The CX 275s features a simple, lightweight design, with dark, metallic gray earpieces and black, ridged accents. A Sennheiser logo graces both earpieces, and the thin black cable has an inline remote and microphone that descend from the left ear’s cable, hanging just below the chin. As far as fit, the CX 275s feels quite secure—the earpieces are so lightweight and tiny, they’re almost difficult to put in at first, but once they seal off the canal, they stay put.
The inline remote is of the single-button variety. Depending on how many times you tap the button, you can play or pause, navigate tracks, or answer calls. Unfortunately, there is no volume control on the remote. A few years ago, this wouldn’t be an issue on such an affordable pair, but these days, there are plenty of even less expensive models than the CX 275s with remotes featuring full volume controls. It’s one of the more useful controls there is, and it’s annoying to go without it. True, this means the remote will work with a wider variety of devices, but it would be nice to see dedicated options for each type of phone, with volume controls, rather than a universal remote with none. Call clarity through the inline mic is decent; your call partner will understand you just fine.
The CX 275s ships with three pairs of black silicone ear tips, a cable adapter for Nokia-type phone connections, and a small black carrying pouch.
On tracks with serious sub-bass content, like the Knife’s “Silent Shout,” the CX 275s provides ample low frequency boom, and does so without distorting, even at top volumes. In this price range, that alone is a feat, but the CX 275s manages to maintain a decent balance between lows and highs as well.
Bill Callahan’s vocals on “Drover” are graced with an extra dose of low frequency richness, enhancing his baritone delivery, but they also receive just enough treble edge to help them stand out in the mix. The drums on this track also receive some serious bass boosting, which has the potential to make things muddy or too bass-heavy overall, but the high-mid tweaking gives the guitar strumming, and Callahan’s voice, enough presence so that they’re not overwhelmed by the lows.
There is a strange high-mid to high boosting happening here—you can hear it on the Knife track, too. The highs are so boosted, in specific areas, strange mix elements stand out dramatically—in this track, the tape hiss in the background is brought to the forefront. On “Silent Shout,” certain electronic percussive sounds can seem far too bright, even a bit harsh or tinny.
On Jay-Z and Kanye West’s “No Church in the Wild,” the kick drum loop’s attack is slightly duller than it is on a pair that gives a full boost to the high mids. This is made up for by the bass-boosted sustain of the loop, which sound quite powerful, along with the sub-bass synth hits. The highest highs are boosted, which makes vocals on this track sound like they have more sibilance than body—the same mid-to-high-mid range that is host to the crunchy kick drum attack also adds definition to vocals, and both seem slightly deprived here. The presentation is intelligible, however, and is basically designed for bass lovers.

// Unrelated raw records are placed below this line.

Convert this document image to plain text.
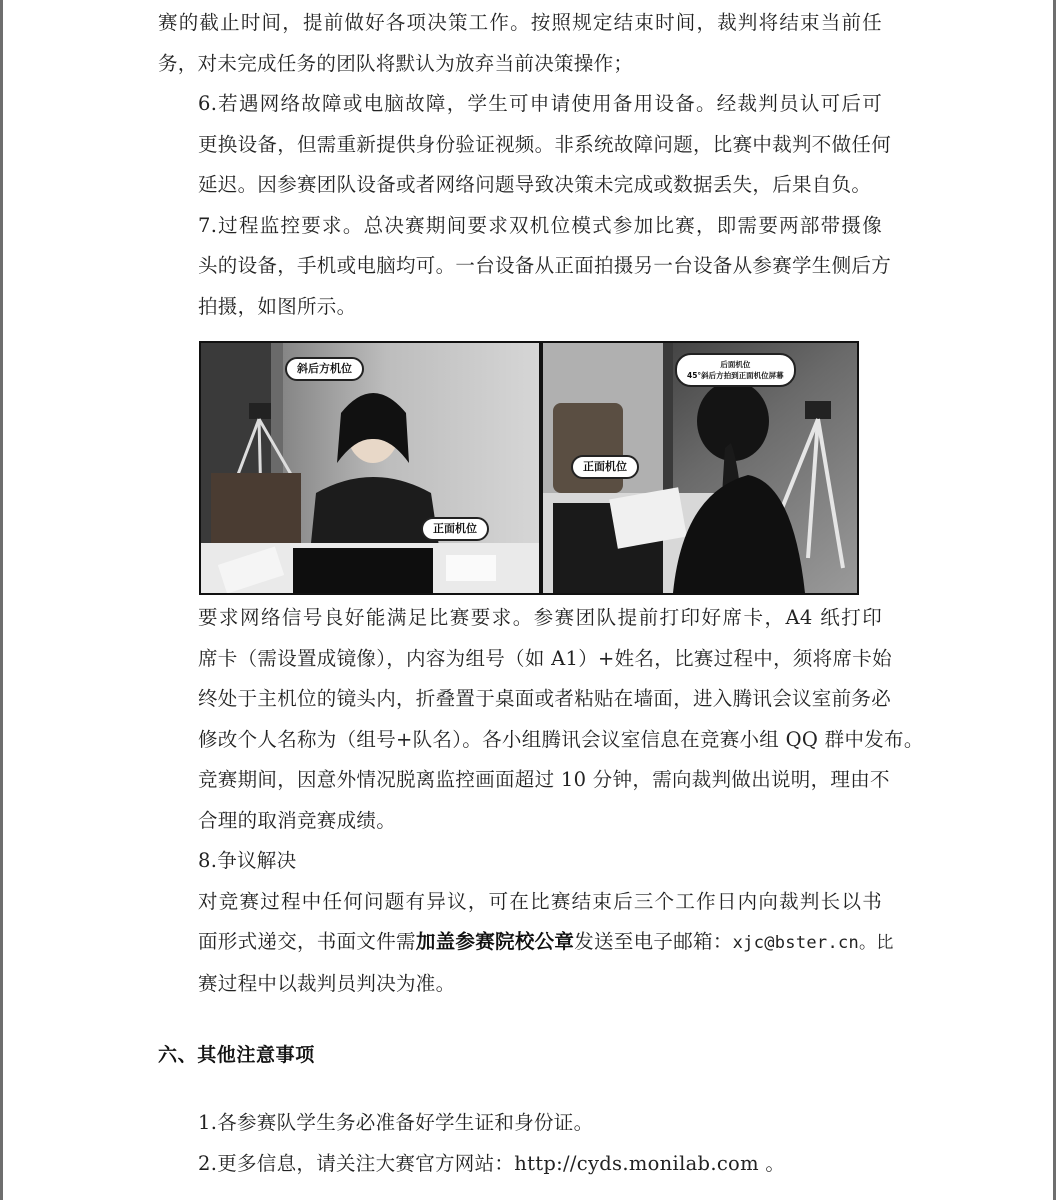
赛的截止时间，提前做好各项决策工作。按照规定结束时间，裁判将结束当前任
务，对未完成任务的团队将默认为放弃当前决策操作；

6.若遇网络故障或电脑故障，学生可申请使用备用设备。经裁判员认可后可
更换设备，但需重新提供身份验证视频。非系统故障问题，比赛中裁判不做任何
延迟。因参赛团队设备或者网络问题导致决策未完成或数据丢失，后果自负。

7.过程监控要求。总决赛期间要求双机位模式参加比赛，即需要两部带摄像
头的设备，手机或电脑均可。一台设备从正面拍摄另一台设备从参赛学生侧后方
拍摄，如图所示。

斜后方机位
正面机位
后面机位
45°斜后方拍到正面机位屏幕
正面机位

要求网络信号良好能满足比赛要求。参赛团队提前打印好席卡，A4 纸打印
席卡（需设置成镜像），内容为组号（如 A1）+姓名，比赛过程中，须将席卡始
终处于主机位的镜头内，折叠置于桌面或者粘贴在墙面，进入腾讯会议室前务必
修改个人名称为（组号+队名）。各小组腾讯会议室信息在竞赛小组 QQ 群中发布。
竞赛期间，因意外情况脱离监控画面超过 10 分钟，需向裁判做出说明，理由不
合理的取消竞赛成绩。

8.争议解决

对竞赛过程中任何问题有异议，可在比赛结束后三个工作日内向裁判长以书
面形式递交，书面文件需加盖参赛院校公章发送至电子邮箱：xjc@bster.cn。比
赛过程中以裁判员判决为准。

六、其他注意事项

1.各参赛队学生务必准备好学生证和身份证。

2.更多信息，请关注大赛官方网站：http://cyds.monilab.com 。
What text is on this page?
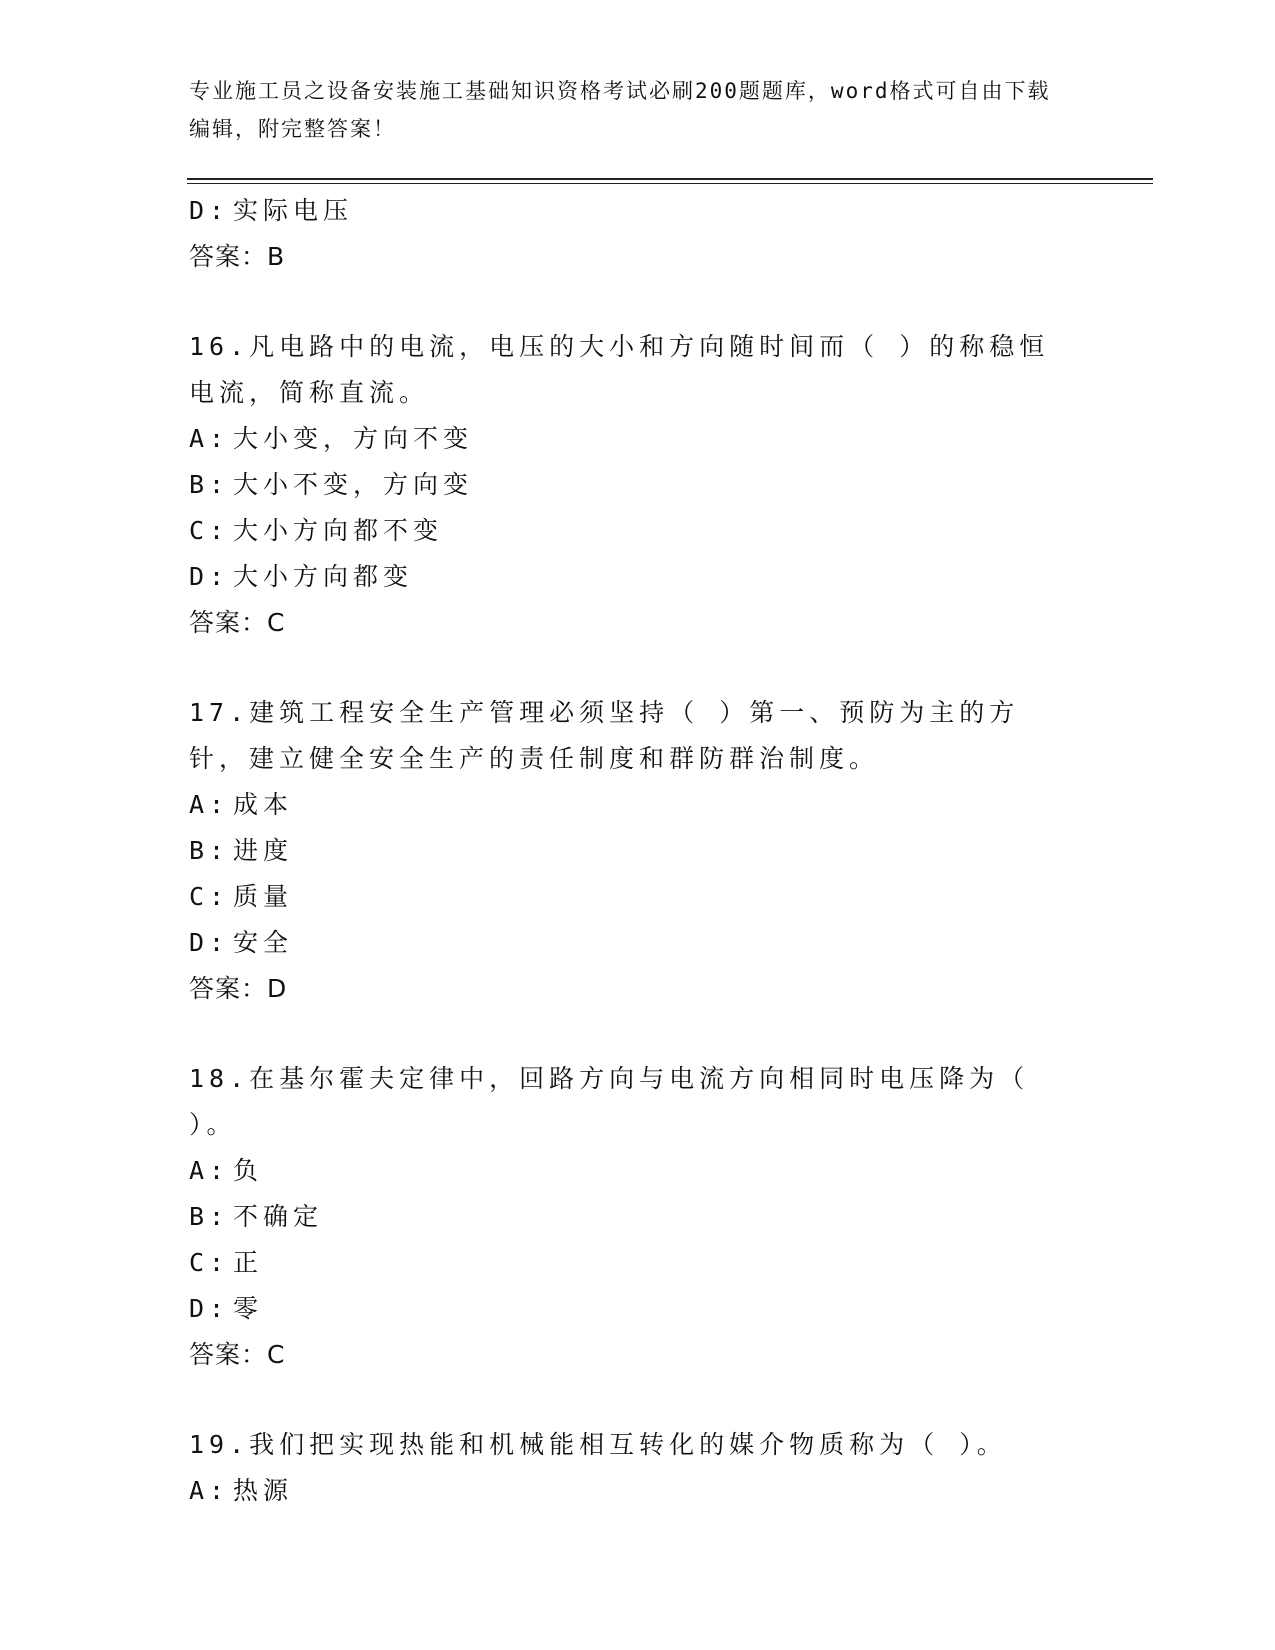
专业施工员之设备安装施工基础知识资格考试必刷200题题库，word格式可自由下载编辑，附完整答案！
D: 实际电压
答案：B
16.凡电路中的电流，电压的大小和方向随时间而（ ）的称稳恒电流，简称直流。
A: 大小变，方向不变
B: 大小不变，方向变
C: 大小方向都不变
D: 大小方向都变
答案：C
17.建筑工程安全生产管理必须坚持（ ）第一、预防为主的方针，建立健全安全生产的责任制度和群防群治制度。
A: 成本
B: 进度
C: 质量
D: 安全
答案：D
18.在基尔霍夫定律中，回路方向与电流方向相同时电压降为（ ）。
A: 负
B: 不确定
C: 正
D: 零
答案：C
19.我们把实现热能和机械能相互转化的媒介物质称为（ ）。
A: 热源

On classical tracks like John Adams’ “The Chairman Dances,” the sub-bass boosting adds some richness to the lower register strings, but the higher register strings and brass remain crisp and in the forefront. This is a nice sound—not for purists, but it gives the typically transparent classical mix a little film score-style drama, without ever letting things get muddy or too bright.
If you want earphones in this price range that boost the bass slightly less than the CX 275s, the NuForce NE-650M is a solid option. If you have a bit more money to spend, the TDK EB950 is another nicely balanced pair, while the Sennheiser MM 70s has similarly-boosted bass, but also features a full remote control. And if all of these options are out of your budget, the RHA MA150 is the cheapest option we currently recommend. For $70, the CX 275s is a solid, fair-priced option for bass lovers, but the occasionally tinny highs and limited inline remote hold it back from a higher rating.